Here’s what I read in Q4 2022.

★★★★☆ The Alchemy of Air

This was a really, really good book. The only reason it didn’t get 5 stars is that it didn’t fundamentally change the way I view the world. But it is everything else you’d want from a great nonfiction book: fascinating characters, counter-factual revelations about important events in history, and chemistry. What’s not to like? My wife has gotten tired of me talking about this one, it’s that good.

★★★★☆ Empires of Light

Before reading this one, I would have told you that I knew a fair amount about how electricity was discovered and commercialized. But to quote George R.R. Martin, “you know nothing, John Snow.” I didn’t realize that Tesla was such a bad businessman. Like, I knew he was no Edison, but wow. And I hadn’t realized that George Westinghouse was such an important and pivotal figure in the story of how we got electric lights. The only reason this one didn’t get the final star is that I feel like I’ve been reading too much about the late 19th century recently and so some of the ancillary topics just didn’t feel as fresh.

★★★☆☆ The World For Sale

A decent summary of the world of asset trading. I didn’t know much about the industry prior to reading the book. Going in, I thought that perhaps asset trading was somehow different than other sorts of financial trading, but was disappointed to realize that it’s 99% identical. If you’ve seen The Wolf of Wall Street, you’ve basically read this book already, except that rather than scamming people in the US, asset traders were doing dubious business in developing nations instead. There are some interesting portraits of savants and hucksters in here, which kept it readable.

★★★☆☆ The Storm of Steel

War is hell, but for Ernst Junger, it’s clear that war is also deeply meaningful and important. I found myself more fascinated by Junger than his retelling of his experiences in the trenches of the first World War. He was a decorated German soldier and hard right nationalist, but he didn’t support the Nazis. He was explicitly spared deportation and other depredations by the Nazi leadership because of his stature as a writer and social icon. He wrote scores of books in his lifetime and was a polarizing figure until the day he died. I liked My War Gone By, I Miss it So more as a recounting of someone who finds a home in the experience of war.

★★★☆☆ The Order of Time

I feel pretty confident that I just wasn’t smart enough to really understand whole swaths of this book. Something something the scale of organisms determines how they perceive time’s movement? I think? After reading Einstein’s biography and re-familiarizing myself with his theories of relativity, I think I understood more of the ideas in this book, but it was touch and go for at least 30% of the content. I’d love to discuss this book with someone that’s far better at physics than me to see if I even understood the big points correctly.

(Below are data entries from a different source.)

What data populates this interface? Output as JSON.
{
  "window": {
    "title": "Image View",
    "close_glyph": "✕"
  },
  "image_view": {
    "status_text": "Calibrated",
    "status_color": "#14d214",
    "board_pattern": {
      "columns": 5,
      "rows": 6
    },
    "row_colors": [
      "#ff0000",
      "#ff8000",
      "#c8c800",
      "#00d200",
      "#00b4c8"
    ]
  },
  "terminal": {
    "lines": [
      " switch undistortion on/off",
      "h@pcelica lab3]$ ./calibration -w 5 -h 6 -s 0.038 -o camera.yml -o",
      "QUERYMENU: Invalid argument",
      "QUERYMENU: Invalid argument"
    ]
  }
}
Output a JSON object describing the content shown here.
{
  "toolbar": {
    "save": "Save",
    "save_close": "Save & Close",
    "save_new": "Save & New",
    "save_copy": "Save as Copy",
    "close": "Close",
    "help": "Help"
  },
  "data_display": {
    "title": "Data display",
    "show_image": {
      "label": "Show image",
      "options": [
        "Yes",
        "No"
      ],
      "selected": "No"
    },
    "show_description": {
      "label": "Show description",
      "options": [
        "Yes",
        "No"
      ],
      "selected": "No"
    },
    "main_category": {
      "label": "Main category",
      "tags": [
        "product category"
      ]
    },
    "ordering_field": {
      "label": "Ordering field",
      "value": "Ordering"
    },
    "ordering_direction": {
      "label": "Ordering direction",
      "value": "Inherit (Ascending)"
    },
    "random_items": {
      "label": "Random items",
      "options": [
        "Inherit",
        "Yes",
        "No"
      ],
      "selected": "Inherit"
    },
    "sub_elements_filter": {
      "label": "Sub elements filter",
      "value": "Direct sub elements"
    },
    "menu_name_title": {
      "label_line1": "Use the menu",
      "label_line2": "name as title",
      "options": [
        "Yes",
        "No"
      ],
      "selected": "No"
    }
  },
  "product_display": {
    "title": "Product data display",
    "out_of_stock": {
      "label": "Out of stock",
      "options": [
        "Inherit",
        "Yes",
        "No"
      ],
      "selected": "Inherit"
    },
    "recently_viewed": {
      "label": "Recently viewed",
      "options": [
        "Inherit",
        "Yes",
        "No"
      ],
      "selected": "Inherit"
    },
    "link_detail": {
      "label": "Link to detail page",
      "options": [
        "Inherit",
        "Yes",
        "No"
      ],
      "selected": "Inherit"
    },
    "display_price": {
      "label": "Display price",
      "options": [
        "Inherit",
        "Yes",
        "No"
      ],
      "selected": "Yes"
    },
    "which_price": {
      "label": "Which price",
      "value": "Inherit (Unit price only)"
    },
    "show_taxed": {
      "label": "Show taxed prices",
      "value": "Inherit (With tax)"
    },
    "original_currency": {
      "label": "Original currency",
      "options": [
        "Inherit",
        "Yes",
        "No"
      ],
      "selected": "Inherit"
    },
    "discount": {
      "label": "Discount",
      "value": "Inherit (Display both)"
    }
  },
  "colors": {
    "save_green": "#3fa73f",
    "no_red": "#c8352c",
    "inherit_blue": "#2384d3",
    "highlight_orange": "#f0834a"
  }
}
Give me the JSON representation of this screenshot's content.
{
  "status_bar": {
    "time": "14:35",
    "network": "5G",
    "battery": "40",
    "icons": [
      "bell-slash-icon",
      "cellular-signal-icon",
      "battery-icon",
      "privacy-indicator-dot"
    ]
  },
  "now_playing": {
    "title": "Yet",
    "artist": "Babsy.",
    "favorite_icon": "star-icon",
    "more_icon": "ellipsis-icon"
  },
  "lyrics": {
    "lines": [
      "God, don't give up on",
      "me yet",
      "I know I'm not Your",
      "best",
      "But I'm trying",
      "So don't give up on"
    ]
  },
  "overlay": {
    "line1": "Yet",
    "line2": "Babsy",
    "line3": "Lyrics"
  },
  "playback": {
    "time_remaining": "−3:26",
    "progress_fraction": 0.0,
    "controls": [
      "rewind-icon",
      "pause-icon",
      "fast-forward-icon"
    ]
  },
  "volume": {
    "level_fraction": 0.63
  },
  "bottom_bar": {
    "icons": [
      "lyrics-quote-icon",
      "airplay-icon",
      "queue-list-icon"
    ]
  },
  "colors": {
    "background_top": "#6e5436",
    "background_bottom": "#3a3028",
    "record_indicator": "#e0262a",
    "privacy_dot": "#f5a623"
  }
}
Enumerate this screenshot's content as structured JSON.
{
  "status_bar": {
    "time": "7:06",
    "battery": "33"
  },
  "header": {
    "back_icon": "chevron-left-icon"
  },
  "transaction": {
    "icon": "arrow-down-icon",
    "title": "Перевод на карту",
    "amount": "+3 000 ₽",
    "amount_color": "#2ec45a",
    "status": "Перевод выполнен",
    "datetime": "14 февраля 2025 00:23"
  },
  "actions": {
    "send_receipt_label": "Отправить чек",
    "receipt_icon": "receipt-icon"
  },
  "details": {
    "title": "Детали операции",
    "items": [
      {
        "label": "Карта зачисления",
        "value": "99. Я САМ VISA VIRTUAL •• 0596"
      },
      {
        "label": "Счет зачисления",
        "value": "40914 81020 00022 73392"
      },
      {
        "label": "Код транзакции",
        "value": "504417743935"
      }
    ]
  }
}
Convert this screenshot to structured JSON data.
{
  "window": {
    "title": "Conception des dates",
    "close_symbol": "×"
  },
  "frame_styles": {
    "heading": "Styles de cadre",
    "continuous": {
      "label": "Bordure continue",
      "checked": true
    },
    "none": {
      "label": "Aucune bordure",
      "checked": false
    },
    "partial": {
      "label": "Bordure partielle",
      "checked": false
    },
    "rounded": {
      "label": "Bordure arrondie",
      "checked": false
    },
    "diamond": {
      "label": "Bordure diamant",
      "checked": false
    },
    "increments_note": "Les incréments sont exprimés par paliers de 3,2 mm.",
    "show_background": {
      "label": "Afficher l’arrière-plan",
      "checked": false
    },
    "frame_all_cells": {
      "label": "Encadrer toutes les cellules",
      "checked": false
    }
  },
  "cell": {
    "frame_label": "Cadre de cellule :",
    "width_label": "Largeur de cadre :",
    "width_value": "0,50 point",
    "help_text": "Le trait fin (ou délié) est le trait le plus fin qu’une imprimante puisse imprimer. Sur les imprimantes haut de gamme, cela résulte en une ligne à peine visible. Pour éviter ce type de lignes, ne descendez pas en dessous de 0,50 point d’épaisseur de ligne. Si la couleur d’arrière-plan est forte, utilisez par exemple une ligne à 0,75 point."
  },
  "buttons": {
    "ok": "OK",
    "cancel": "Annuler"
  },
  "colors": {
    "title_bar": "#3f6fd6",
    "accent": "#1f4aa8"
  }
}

★★★☆☆ The Last Pirate of New York

This book won’t redefine how you perceive the world or shake the foundations of your reality, but it’s a damn good book filled with interesting historical details about the city that never sleeps. I learned about the origins of the word “Shanhai’d,” I learned a lot about how murder investigations were run decades before forensic techniques were discovered, and how worldly the past really was. But again, it’s just a great story.

★★★☆☆ Einstein: His Life and Universe

Maybe it’s a bit unfair for me to rate this a 3/5. I knew it couldn’t be a 5-star review because I was already so familiar with Einstein’s achievements and contributions to science. But I felt that I just didn’t know as much as I should about the details of how he came about those achievements. The story of his life is more interesting than I expected and Isaacson does a good job of retelling his major life events with a balanced hand. I think he underplayed how hurtful he was to those directly around him, but I’m just intrinsically judgmental about infidelity.